これもまた「民主主義」? E. トッドの民主主義論で考えさせられること

 安倍「一強」政権は、森友、加計問題で、次々国会での発言とは食い違う証拠が出てきたにもかかわらず、以前として「強気」で「カエルの顔にションベン」といった有様である。しかもこんなひどい政権なのに相変わらず支持率が30%を下らない。なんということか!しかしこんな嘆きごとを発するのは「一部」の者に過ぎないのだろうか?

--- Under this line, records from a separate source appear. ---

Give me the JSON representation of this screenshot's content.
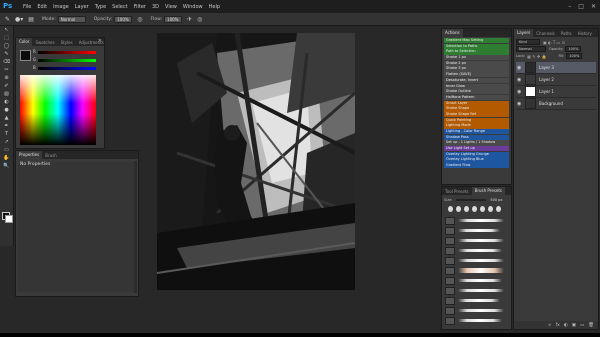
{
  "app": {
    "logo": "Ps"
  },
  "menu": [
    "File",
    "Edit",
    "Image",
    "Layer",
    "Type",
    "Select",
    "Filter",
    "3D",
    "View",
    "Window",
    "Help"
  ],
  "window_controls": [
    "–",
    "□",
    "✕"
  ],
  "options_bar": {
    "mode_label": "Mode:",
    "mode_value": "Normal",
    "opacity_label": "Opacity:",
    "opacity_value": "100%",
    "flow_label": "Flow:",
    "flow_value": "100%"
  },
  "tools": [
    "↖",
    "⬚",
    "◯",
    "✎",
    "⌫",
    "✂",
    "⊕",
    "✐",
    "▧",
    "◐",
    "●",
    "▲",
    "✒",
    "T",
    "↗",
    "▭",
    "✋",
    "🔍"
  ],
  "color_panel": {
    "tabs": [
      "Color",
      "Swatches",
      "Styles",
      "Adjustments"
    ],
    "slider_letters": [
      "R",
      "G",
      "B"
    ],
    "close": "✕"
  },
  "properties_panel": {
    "tabs": [
      "Properties",
      "Brush"
    ],
    "message": "No Properties"
  },
  "actions_panel": {
    "title": "Actions",
    "actions": [
      {
        "label": "Gradient Map Setting",
        "color": "#2e7d32"
      },
      {
        "label": "Selection to Paths",
        "color": "#2e7d32"
      },
      {
        "label": "Path to Selection",
        "color": "#2e7d32"
      },
      {
        "label": "Stroke 1 px",
        "color": "#4a4a4a"
      },
      {
        "label": "Stroke 2 px",
        "color": "#4a4a4a"
      },
      {
        "label": "Stroke 3 px",
        "color": "#4a4a4a"
      },
      {
        "label": "Flatten (SAVE)",
        "color": "#4a4a4a"
      },
      {
        "label": "Desaturate, Invert",
        "color": "#4a4a4a"
      },
      {
        "label": "Inner Glow",
        "color": "#4a4a4a"
      },
      {
        "label": "Stroke Outline",
        "color": "#4a4a4a"
      },
      {
        "label": "Halftone Pattern",
        "color": "#4a4a4a"
      },
      {
        "label": "Smart Layer",
        "color": "#b35a00"
      },
      {
        "label": "Stroke Shape",
        "color": "#b35a00"
      },
      {
        "label": "Stroke Shape Ref",
        "color": "#b35a00"
      },
      {
        "label": "Quick Painting",
        "color": "#b35a00"
      },
      {
        "label": "Lighting Mode",
        "color": "#b35a00"
      },
      {
        "label": "Lighting - Color Range",
        "color": "#1e56a0"
      },
      {
        "label": "Shadow Pass",
        "color": "#1e56a0"
      },
      {
        "label": "Set up - 1 Lights / 1 Shadow",
        "color": "#4a4a4a"
      },
      {
        "label": "Use Light Set up",
        "color": "#6a3d9a"
      },
      {
        "label": "Overlay Lighting Grunge",
        "color": "#1e56a0"
      },
      {
        "label": "Overlay Lighting Blue",
        "color": "#1e56a0"
      },
      {
        "label": "Gradient Flow",
        "color": "#1e56a0"
      }
    ]
  },
  "brush_panel": {
    "tabs": [
      "Tool Presets",
      "Brush Presets"
    ],
    "size_label": "Size:",
    "size_value": "500 px"
  },
  "layers_panel": {
    "tabs": [
      "Layers",
      "Channels",
      "Paths",
      "History"
    ],
    "kind_label": "Kind",
    "blend_mode": "Normal",
    "opacity_label": "Opacity:",
    "opacity_value": "100%",
    "lock_label": "Lock:",
    "fill_label": "Fill:",
    "fill_value": "100%",
    "layers": [
      {
        "name": "Layer 3",
        "selected": true
      },
      {
        "name": "Layer 2",
        "selected": false
      },
      {
        "name": "Layer 1",
        "selected": false
      },
      {
        "name": "Background",
        "selected": false
      }
    ],
    "footer_icons": [
      "∞",
      "fx",
      "◐",
      "▣",
      "▭",
      "🗑"
    ]
  }
}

 おそらく安倍政権は景気が維持される間、支持率が下がらないことをよく知っている。だから「強気」で「カエルの顔にションベン」なのだ。
 ところで先日読んだ「世界の未来」(朝日新書)であのエマニュエル・トッド先生が面白いことを言っている。
  「民主主義」は親族のつながりからできた「核家族」という共同体の発生から登場した人類史の中でもっとも古い統治政治形態だというのだ。それは「他者」がいることで「自分たち」を定義できるというシステムで、そういうグループのデモクラシーなのだ。かつてはヨーロッパのいたるところで見られたが、それがこうしたシステムの発展とともに絶対主義的体制の登場などで斥ぞけられて行った。そしてイギリスの代議員制度はその生き残りなのだ。というのである。
  古い昔にあった民主主義は、小さなグループが自分たちの間で組織した形でありそれはある程度排外的だった。グループが形成されるのは他のグループに対抗するためでありそこにグループ内での民主主義があり、常にある程度排外的なのだ。今のアメリカやヨロッパで起きていることはこうした民主主義の原型の再登場なのだ。しかし、次の段階があり、自分たちのグループ内での平等になじんでくると、やがて近隣のグループ同士が自分たちは似ていると気づき始める。これが民主主義の普遍的段階への一歩なのだ。
 この観方に立つと、トランプ大統領もイギリスの「BREXIT」も民主的に投票された結果であり、投票したのは大衆層だ。それを普遍主義的で文明化された国の民主主義にとって後退だというのは間違っており、古い民主主義の再登場だと言える。
  そして民主主義にも、「リベラル型」「垂直型」「権威主義型」など様々なタイプがあるが、共通していることは、人々に選挙権があって、政府が人々の期待することを実行する体制であるということだ。そしてその結果が悪ければ投票した大衆自身が尻拭いをしなければならないということだ。
  戦後日本でも大衆の民主的代議員制投票によってずっと自民党が支持されてきた。日本ではアメリカのように政権が入れ替わるということを大衆が望まない(つまり「親方日の丸民主主義」と言うことだろう)。それに比べて今のEU体制は普遍的民主主義を自認するエリート政治体制であり、自信過剰なエリートたちが大衆の期待を必ずしも実現していない。
 これだけ見るとトッド氏はとんでもない保守主義だと思われそうだが、必ずしもそうでなく、次のように主張する。
  西欧的民主主義は絶対的で普遍的なものではなく、様々な地域での特有な歴史と形態を持っており、むしろその中にいる大衆自身がその欠陥に気づき、良い方向にそのシステムを軌道修正すべきものであることを示唆している。
 この見方はなかなか面白いが、それによれば今の安倍政権も民主的政治の結果であり、大衆の投票結果なのであり、それをとやかく言う筋合いではないが、しかしその後の結果を見て、この先どうなるかを少しでも真剣に考えれば、遠からずわれわれ大衆はとんでもない「尻拭い」をしなくてはならなくなるということに気づくべきだろう。目先の「景気」が良いからと言ってこんなひどい政権を「親方日の丸」と呑気に考えているととんでもない事になる。
  そろそろ「政権交代を好まない」日本の民主主義もボトムアップの力を発揮する時がきたのでないだろうか?
 

| | コメント (0) | トラックバック (0)

« 2018年4月1日 - 2018年4月7日 | トップページ | 2018年4月22日 - 2018年4月28日 »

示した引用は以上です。